Republicans at the time were frustrated by what they saw as the report's partisan bent, though they acknowledged a lot of its proposals could get bipartisan backing. Other climate policy analysts called the report "the most comprehensive plan that Congress has ever put forward."
The House and Senate have both made progress on other legislation this year as well — the House passed the Moving Forward Act and the Senate made progress on the Energy Innovation Act. But neither bill reaches the scale of what is needed to be done to prevent the worst impacts of climate change, said Casten.
Politically possible versus scientifically necessary
Casten is seen as a moderate Democrat by most on the Hill — he won his previously Republican district by less than 20,000 votes this year, and beat the incumbent by a similar margin in 2018. Conservatives in the clean energy space hope that he can become a bridge between Republicans and Democrats on climate issues.
"The Democratic Party overall ... would be smart to take his lead or hear him out about what can be done, and really use him to reach across the aisle and work with Republicans because he speaks a business language and an economic language," said Heather Reams, executive director of Citizens for Responsible Energy Solutions. "And I think that would be helpful for Republicans to understand the economics behind deep decarbonization."
But Casten sees a priority problem with legislation like the Energy Innovation Act, which comprises over 50 bipartisan energy bills reported to the Senate in 2019 and is focused on research and development for existing and emerging clean energy technologies.
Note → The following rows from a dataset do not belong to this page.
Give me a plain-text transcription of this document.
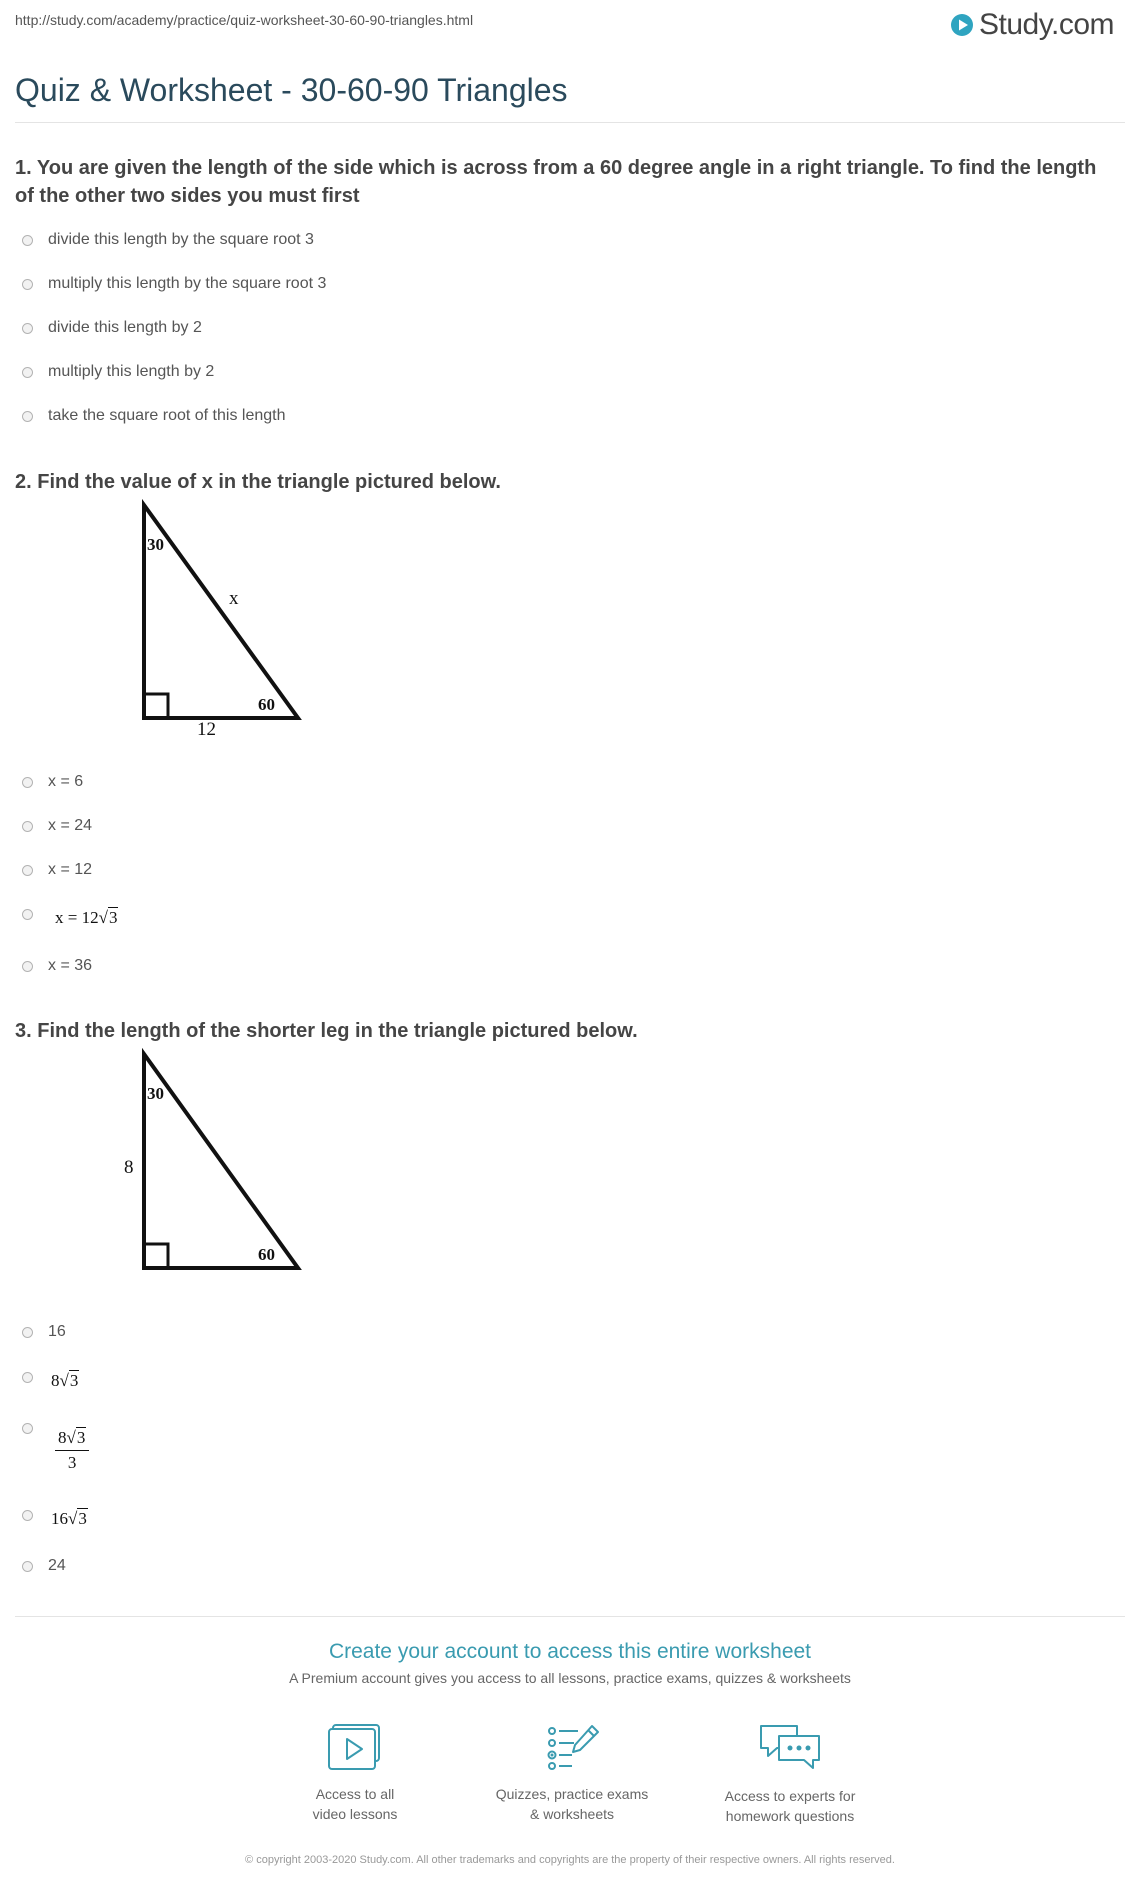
http://study.com/academy/practice/quiz-worksheet-30-60-90-triangles.html	Study.com
Quiz & Worksheet - 30-60-90 Triangles

1. You are given the length of the side which is across from a 60 degree angle in a right triangle. To find the length of the other two sides you must first

divide this length by the square root 3
multiply this length by the square root 3
divide this length by 2
multiply this length by 2
take the square root of this length

2. Find the value of x in the triangle pictured below.

30
60
x
12
x = 6
x = 24
x = 12
x = 12√3
x = 36

3. Find the length of the shorter leg in the triangle pictured below.

30
60
8
16
8√3
$\frac{8√3}{3}$
16√3
24
Create your account to access this entire worksheet
A Premium account gives you access to all lessons, practice exams, quizzes & worksheets
Access to all
video lessons
Quizzes, practice exams
& worksheets
Access to experts for
homework questions
© copyright 2003-2020 Study.com. All other trademarks and copyrights are the property of their respective owners. All rights reserved.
That and other proposed or passed bills prioritize bipartisanship over what is necessary, said Casten.
"The question you have to ask is 'Is anything that we are doing consistent with what is scientifically necessary?'" he said. "If I told you that gravity is real and if you don't move your car, that tree is going to fall on it and you said, 'Well, I'm going to move my car a foot,' don't come asking for prayers when the tree hits your car."
Climate policy does need innovation, he said, but it also needs a lot more. The power sector needs to cut the amount of energy used in half, the federal government needs to invest in massive research and development to cut emissions from difficult-to-decarbonize sectors and get rid of fossil fuel subsidies entirely to "level the playing field" for energy resources. On this matter, Casten takes issue with actions under the Federal Energy Regulatory Commission's approach, which prioritized the removal of state-sponsored subsidies for clean resources from wholesale markets under former Chair Neil Chatterjee.
"I'm quite disappointed by what FERC has done. And it's unfortunate because I like Chairman Chatterjee as a person. ... But he has essentially taken an approach to climate that's sort of like Trump's approach to COVID," said Casten. "Whatever you do, don't … leave the states to figure it out on their own and then create tension between the states when they try to figure out how to do what needs to be done."
Casten hopes that under Biden, climate will become more of a priority than it has been, he told an ACORE audience, but he also said prioritizing what's politically feasible will continue to be a mistake.
"I want to talk basically about what I think energy policy needs to be in the Biden administration and … while I'm happy in your questions to talk about how that might be constrained by politics, I don't want to lead with that," he said, "Because I think, if we're really honest, for 30 years, we have prioritized the politically possible over the scientifically necessary and we do not have another 30 years to wait."